I told myself, “Next flare up you are not going to panic. You know what to do now. You take antibiotics, the pain might get worse, then it goes away. You can do this.”

Next flare up in May, when the pain spread to my right leg for the first time and I could barely drive, I was trying to remember that “no panic” rule, but my brain was in full freak-out mode. I was more objective this time to recognize that the panic itself was a Lyme symptom. I knew that the pain was treatable and was not going to last. But my body was experiencing inflammation and my brain was in a haze of physical anxiety.

If you’re freaking out about Lyme, can I encourage you with this—that anxiety may very well be physical. Something in your brain is off. Give yourself grace. Physical anxiety is not a sin any more than a common cold or flu, but just like any sickness, it can be a temptation to sin. And God always provides a way out. In the middle of weakness, there is such great grace to rest in His arms and just admit, “My brain and body are freaking out right now, but I want to trust You. Jesus, hold me and get me through.”

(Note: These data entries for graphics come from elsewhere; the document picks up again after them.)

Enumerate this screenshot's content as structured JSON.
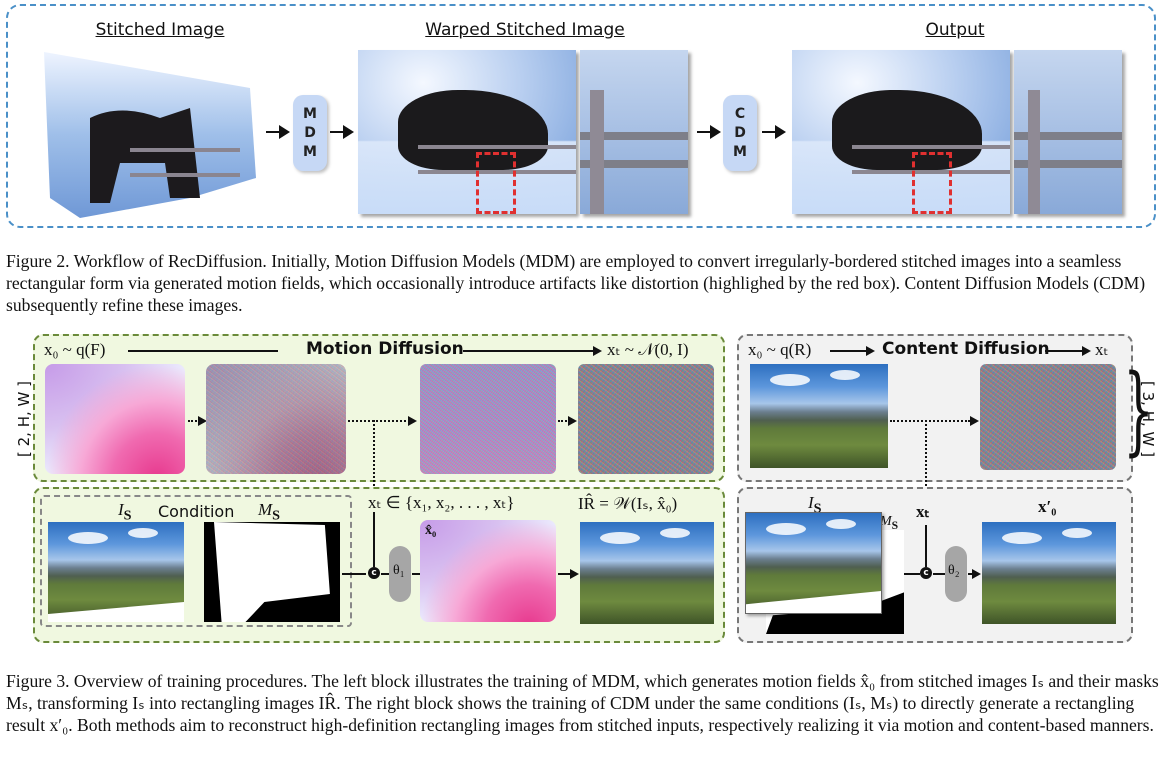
{
  "figure2": {
    "panel_titles": [
      "Stitched Image",
      "Warped Stitched Image",
      "Output"
    ],
    "mdm_letters": [
      "M",
      "D",
      "M"
    ],
    "cdm_letters": [
      "C",
      "D",
      "M"
    ],
    "caption": "Figure 2. Workflow of RecDiffusion. Initially, Motion Diffusion Models (MDM) are employed to convert irregularly-bordered stitched images into a seamless rectangular form via generated motion fields, which occasionally introduce artifacts like distortion (highlighed by the red box). Content Diffusion Models (CDM) subsequently refine these images.",
    "colors": {
      "dashed_border": "#4a90c8",
      "pill": "#c6d8f5",
      "red_box": "#e03030"
    }
  },
  "figure3": {
    "left": {
      "top_start": "x₀ ~ q(F)",
      "top_title": "Motion Diffusion",
      "top_end": "xₜ ~ 𝒩(0, I)",
      "dims": "[ 2, H, W ]",
      "condition_is": "I",
      "condition_is_sub": "S",
      "condition_label": "Condition",
      "condition_ms": "M",
      "condition_ms_sub": "S",
      "xt_set": "xₜ ∈ {x₁, x₂, . . . , xₜ}",
      "x0_hat": "x̂₀",
      "theta": "θ₁",
      "output_label": "IR̂ = 𝒲(Iₛ, x̂₀)"
    },
    "right": {
      "top_start": "x₀ ~ q(R)",
      "top_title": "Content Diffusion",
      "top_end": "xₜ",
      "dims": "[ 3, H, W ]",
      "is_label": "I",
      "is_sub": "S",
      "ms_label": "M",
      "ms_sub": "S",
      "xt": "xₜ",
      "theta": "θ₂",
      "output_label": "x′₀"
    },
    "concat_symbol": "c",
    "colors": {
      "left_bg": "#f0f8e0",
      "right_bg": "#f2f2f2",
      "motion_pink": "#e7388d",
      "motion_purple": "#c69be8"
    },
    "caption": "Figure 3. Overview of training procedures. The left block illustrates the training of MDM, which generates motion fields x̂₀ from stitched images Iₛ and their masks Mₛ, transforming Iₛ into rectangling images IR̂. The right block shows the training of CDM under the same conditions (Iₛ, Mₛ) to directly generate a rectangling result x′₀. Both methods aim to reconstruct high-definition rectangling images from stitched inputs, respectively realizing it via motion and content-based manners."
  }
}
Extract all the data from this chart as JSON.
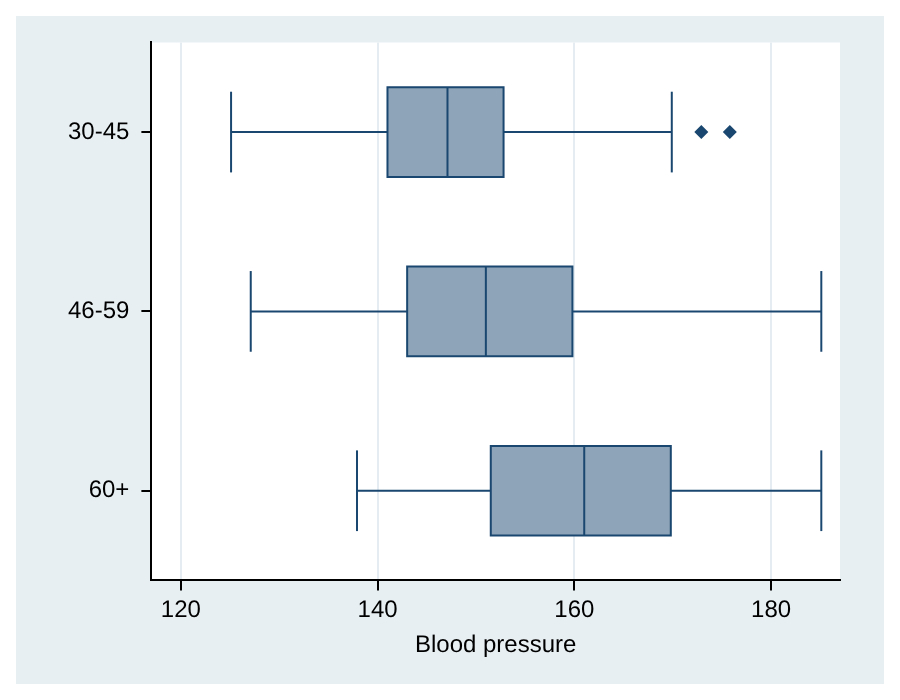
{
  "chart_data": {
    "type": "box",
    "orientation": "horizontal",
    "categories": [
      "30-45",
      "46-59",
      "60+"
    ],
    "xlabel": "Blood pressure",
    "xlim": [
      117,
      187
    ],
    "xticks": [
      120,
      140,
      160,
      180
    ],
    "grid": "x",
    "legend": false,
    "color": "#8ea4b8",
    "boxes": [
      {
        "low": 125.1,
        "q1": 141,
        "median": 147.1,
        "q3": 152.8,
        "high": 169.9,
        "outliers": [
          172.9,
          175.8
        ]
      },
      {
        "low": 127.1,
        "q1": 143,
        "median": 151,
        "q3": 159.8,
        "high": 185.1
      },
      {
        "low": 137.9,
        "q1": 151.5,
        "median": 161,
        "q3": 169.8,
        "high": 185.1
      }
    ]
  }
}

In the spring of 2017, I decided with Dr. Walsh’s counsel to quit the Cowden protocol—it’s expensive and didn’t seem to be doing me any good. That said, one thing I have learned with Lyme is that different things work for different people. It makes sense that the healthier you are in general, the better your body is going to fight Lyme. Build your immune system. Keep taking probiotics. Do all you can to be healthy. But, just because that supplement or that diet was someone else’s miracle cure does not mean it will work for you. It’s okay if it doesn’t. You will find with a good specialist’s help what does work for you. Keep positive because so much of the battle is in your brain.

In the spring and summer I also tried light therapy, which I think really helped me. I started taking the herbs Stephen Buhner recommends for Lyme. I refilled my antibiotics and did one more round. I try to be really careful with antibiotic use—follow a pulsing schedule, take a break in between rounds, take lots of probiotics. For me this mitigated the effects of antibiotics, and I experienced a lot of healing from them.

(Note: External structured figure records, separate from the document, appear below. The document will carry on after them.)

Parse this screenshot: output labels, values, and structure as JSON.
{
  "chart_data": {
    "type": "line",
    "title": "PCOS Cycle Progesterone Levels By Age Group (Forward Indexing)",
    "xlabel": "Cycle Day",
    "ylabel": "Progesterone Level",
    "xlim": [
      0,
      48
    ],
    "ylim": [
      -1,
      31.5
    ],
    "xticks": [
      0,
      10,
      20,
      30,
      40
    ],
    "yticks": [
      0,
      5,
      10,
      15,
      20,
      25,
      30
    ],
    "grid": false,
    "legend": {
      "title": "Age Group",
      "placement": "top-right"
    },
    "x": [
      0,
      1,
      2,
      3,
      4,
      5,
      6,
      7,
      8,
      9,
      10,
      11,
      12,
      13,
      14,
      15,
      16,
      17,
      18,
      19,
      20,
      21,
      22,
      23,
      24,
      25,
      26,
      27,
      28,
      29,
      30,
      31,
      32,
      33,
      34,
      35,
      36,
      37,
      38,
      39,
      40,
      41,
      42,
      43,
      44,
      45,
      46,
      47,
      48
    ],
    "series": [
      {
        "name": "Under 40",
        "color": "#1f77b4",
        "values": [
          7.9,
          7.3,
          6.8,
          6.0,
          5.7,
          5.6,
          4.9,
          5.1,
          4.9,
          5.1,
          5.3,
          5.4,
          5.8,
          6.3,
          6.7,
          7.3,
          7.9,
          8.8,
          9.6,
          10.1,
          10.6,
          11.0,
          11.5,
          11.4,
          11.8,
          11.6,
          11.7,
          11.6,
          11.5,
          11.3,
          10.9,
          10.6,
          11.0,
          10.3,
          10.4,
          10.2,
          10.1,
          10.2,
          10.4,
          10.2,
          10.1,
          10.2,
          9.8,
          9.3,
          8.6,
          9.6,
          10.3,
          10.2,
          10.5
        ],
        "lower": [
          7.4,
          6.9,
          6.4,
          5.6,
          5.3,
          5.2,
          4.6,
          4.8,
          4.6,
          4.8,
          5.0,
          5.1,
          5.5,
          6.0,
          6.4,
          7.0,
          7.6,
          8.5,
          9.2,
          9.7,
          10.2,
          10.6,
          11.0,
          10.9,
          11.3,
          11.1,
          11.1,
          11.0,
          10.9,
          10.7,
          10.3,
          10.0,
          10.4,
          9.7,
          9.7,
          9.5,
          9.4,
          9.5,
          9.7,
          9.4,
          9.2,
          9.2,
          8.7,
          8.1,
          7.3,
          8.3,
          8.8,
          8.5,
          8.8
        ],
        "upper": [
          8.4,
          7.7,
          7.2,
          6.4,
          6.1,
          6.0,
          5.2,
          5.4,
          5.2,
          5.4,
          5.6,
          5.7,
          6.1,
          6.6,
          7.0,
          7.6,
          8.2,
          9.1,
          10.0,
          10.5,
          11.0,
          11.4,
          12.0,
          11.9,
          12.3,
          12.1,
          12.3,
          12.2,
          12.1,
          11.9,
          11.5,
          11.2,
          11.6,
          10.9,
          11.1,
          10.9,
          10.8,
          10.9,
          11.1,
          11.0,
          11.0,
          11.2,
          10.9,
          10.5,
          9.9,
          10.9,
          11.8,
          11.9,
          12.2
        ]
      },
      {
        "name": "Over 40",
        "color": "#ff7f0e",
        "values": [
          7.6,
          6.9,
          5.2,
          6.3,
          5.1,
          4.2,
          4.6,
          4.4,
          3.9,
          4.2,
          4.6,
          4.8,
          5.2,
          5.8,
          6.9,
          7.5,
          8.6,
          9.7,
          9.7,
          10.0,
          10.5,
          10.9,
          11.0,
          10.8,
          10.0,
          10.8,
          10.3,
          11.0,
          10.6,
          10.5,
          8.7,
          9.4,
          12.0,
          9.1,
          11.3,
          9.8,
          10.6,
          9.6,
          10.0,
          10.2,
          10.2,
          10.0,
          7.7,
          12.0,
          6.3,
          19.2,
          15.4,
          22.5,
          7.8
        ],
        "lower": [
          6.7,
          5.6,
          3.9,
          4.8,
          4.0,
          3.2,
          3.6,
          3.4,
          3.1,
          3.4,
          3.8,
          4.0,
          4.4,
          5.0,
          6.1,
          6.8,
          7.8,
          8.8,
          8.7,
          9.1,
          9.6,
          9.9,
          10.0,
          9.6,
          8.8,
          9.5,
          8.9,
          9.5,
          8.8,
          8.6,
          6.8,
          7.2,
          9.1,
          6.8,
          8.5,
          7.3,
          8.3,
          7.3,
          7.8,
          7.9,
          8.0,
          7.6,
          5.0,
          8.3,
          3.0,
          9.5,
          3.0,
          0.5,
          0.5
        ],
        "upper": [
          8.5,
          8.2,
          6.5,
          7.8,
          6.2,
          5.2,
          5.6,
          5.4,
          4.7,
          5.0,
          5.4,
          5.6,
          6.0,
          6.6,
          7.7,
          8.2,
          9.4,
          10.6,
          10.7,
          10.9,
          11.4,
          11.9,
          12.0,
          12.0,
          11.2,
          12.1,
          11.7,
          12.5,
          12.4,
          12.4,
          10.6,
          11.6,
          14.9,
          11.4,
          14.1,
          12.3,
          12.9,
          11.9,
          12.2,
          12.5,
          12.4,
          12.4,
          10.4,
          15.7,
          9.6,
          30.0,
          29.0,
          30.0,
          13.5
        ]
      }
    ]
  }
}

Ultimately, what has helped me and what hasn’t? It’s hard to always know for sure. I haven’t had a flare up since May, so I’ll take that as a sign that what I’m doing now is working! I still have a little bit of residual pain. Frequently I have thoughts like, “Whoa, my knee hurts” or “Ouch, my ankle” but often those thoughts are gone as quickly as they come. So I don’t know that I could say my Lyme is completely in remission, but I’m functional again. I can live and walk and care for my kids and work and do what I want to do. I have a very simple exercise routine, and I’m hoping maybe next year I can start running.

Does Lyme mean the end of your life? In a way, yes. Because it’s a beginning of a new life where you are braver. You are stronger. You are more aware of your body and spirit. You make healthier choices. You don’t take one darn thing for granted.

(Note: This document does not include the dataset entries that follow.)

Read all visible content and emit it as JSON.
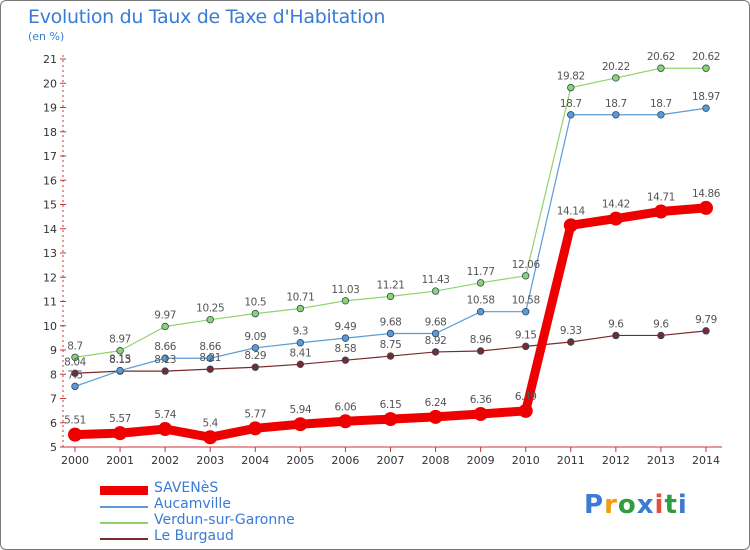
{
  "title": "Evolution du Taux de Taxe d'Habitation",
  "subtitle": "(en %)",
  "brand": "Proxiti",
  "chart_data": {
    "type": "line",
    "title": "Evolution du Taux de Taxe d'Habitation",
    "ylabel": "(en %)",
    "xlabel": "",
    "ylim": [
      5,
      21
    ],
    "yticks": [
      5,
      6,
      7,
      8,
      9,
      10,
      11,
      12,
      13,
      14,
      15,
      16,
      17,
      18,
      19,
      20,
      21
    ],
    "categories": [
      "2000",
      "2001",
      "2002",
      "2003",
      "2004",
      "2005",
      "2006",
      "2007",
      "2008",
      "2009",
      "2010",
      "2011",
      "2012",
      "2013",
      "2014"
    ],
    "grid": false,
    "legend_position": "bottom-left",
    "series": [
      {
        "name": "SAVENèS",
        "color": "#ee0000",
        "width": "thick",
        "values": [
          5.51,
          5.57,
          5.74,
          5.4,
          5.77,
          5.94,
          6.06,
          6.15,
          6.24,
          6.36,
          6.49,
          14.14,
          14.42,
          14.71,
          14.86
        ],
        "labels": [
          "5.51",
          "5.57",
          "5.74",
          "5.4",
          "5.77",
          "5.94",
          "6.06",
          "6.15",
          "6.24",
          "6.36",
          "6.49",
          "14.14",
          "14.42",
          "14.71",
          "14.86"
        ]
      },
      {
        "name": "Aucamville",
        "color": "#5b9bd5",
        "width": "thin",
        "values": [
          7.5,
          8.15,
          8.66,
          8.66,
          9.09,
          9.3,
          9.49,
          9.68,
          9.68,
          10.58,
          10.58,
          18.7,
          18.7,
          18.7,
          18.97
        ],
        "labels": [
          "7.5",
          "8.15",
          "8.66",
          "8.66",
          "9.09",
          "9.3",
          "9.49",
          "9.68",
          "9.68",
          "10.58",
          "10.58",
          "18.7",
          "18.7",
          "18.7",
          "18.97"
        ]
      },
      {
        "name": "Verdun-sur-Garonne",
        "color": "#8fd46a",
        "width": "thin",
        "values": [
          8.7,
          8.97,
          9.97,
          10.25,
          10.5,
          10.71,
          11.03,
          11.21,
          11.43,
          11.77,
          12.06,
          19.82,
          20.22,
          20.62,
          20.62
        ],
        "labels": [
          "8.7",
          "8.97",
          "9.97",
          "10.25",
          "10.5",
          "10.71",
          "11.03",
          "11.21",
          "11.43",
          "11.77",
          "12.06",
          "19.82",
          "20.22",
          "20.62",
          "20.62"
        ]
      },
      {
        "name": "Le Burgaud",
        "color": "#7a2a2a",
        "width": "thin",
        "values": [
          8.04,
          8.13,
          8.13,
          8.21,
          8.29,
          8.41,
          8.58,
          8.75,
          8.92,
          8.96,
          9.15,
          9.33,
          9.6,
          9.6,
          9.79
        ],
        "labels": [
          "8.04",
          "8.13",
          "8.13",
          "8.21",
          "8.29",
          "8.41",
          "8.58",
          "8.75",
          "8.92",
          "8.96",
          "9.15",
          "9.33",
          "9.6",
          "9.6",
          "9.79"
        ]
      }
    ]
  }
}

Don’t listen to the voices of denial that say chronic Lyme disease doesn’t exist—of course it does. Your suffering is validated and real. But also, don’t listen to the voices of fear that if you venture into the woods and never find that minuscule tick, you will be ruined. No, you won’t. You will find redemption in your suffering. You will find hope in the fight.


  1. Thank you, Lisa, for spelling this out play by play...I'm grateful for your positive, warrior, attitude! And for not giving up! I'm praying you will experience TOTAL healing in every area, and I know you already look back on the lessons learned, with gratitude! Lots of Love, Mother :)

  2. I have had debilitating symptoms from Lyme and mold exposure for the past 6 years. I'm crawling across the calendar to the New Year of 2018, and wondering how much longer God will sustain this body. I am glad you haven't had (or at least didn't mention) the neurological symptoms and nervous system dysfunction that can accompany the other stuff. Hopefully 2018 will be a year of renewed strength and health for you as you continue to heal from your bout with cancer! :-)

    1. I am so sorry about your struggle with Lyme, Rebekah. I pray for healing for you. I did struggle with Lyme-related anxiety and depression, but not nearly as badly as I know many do.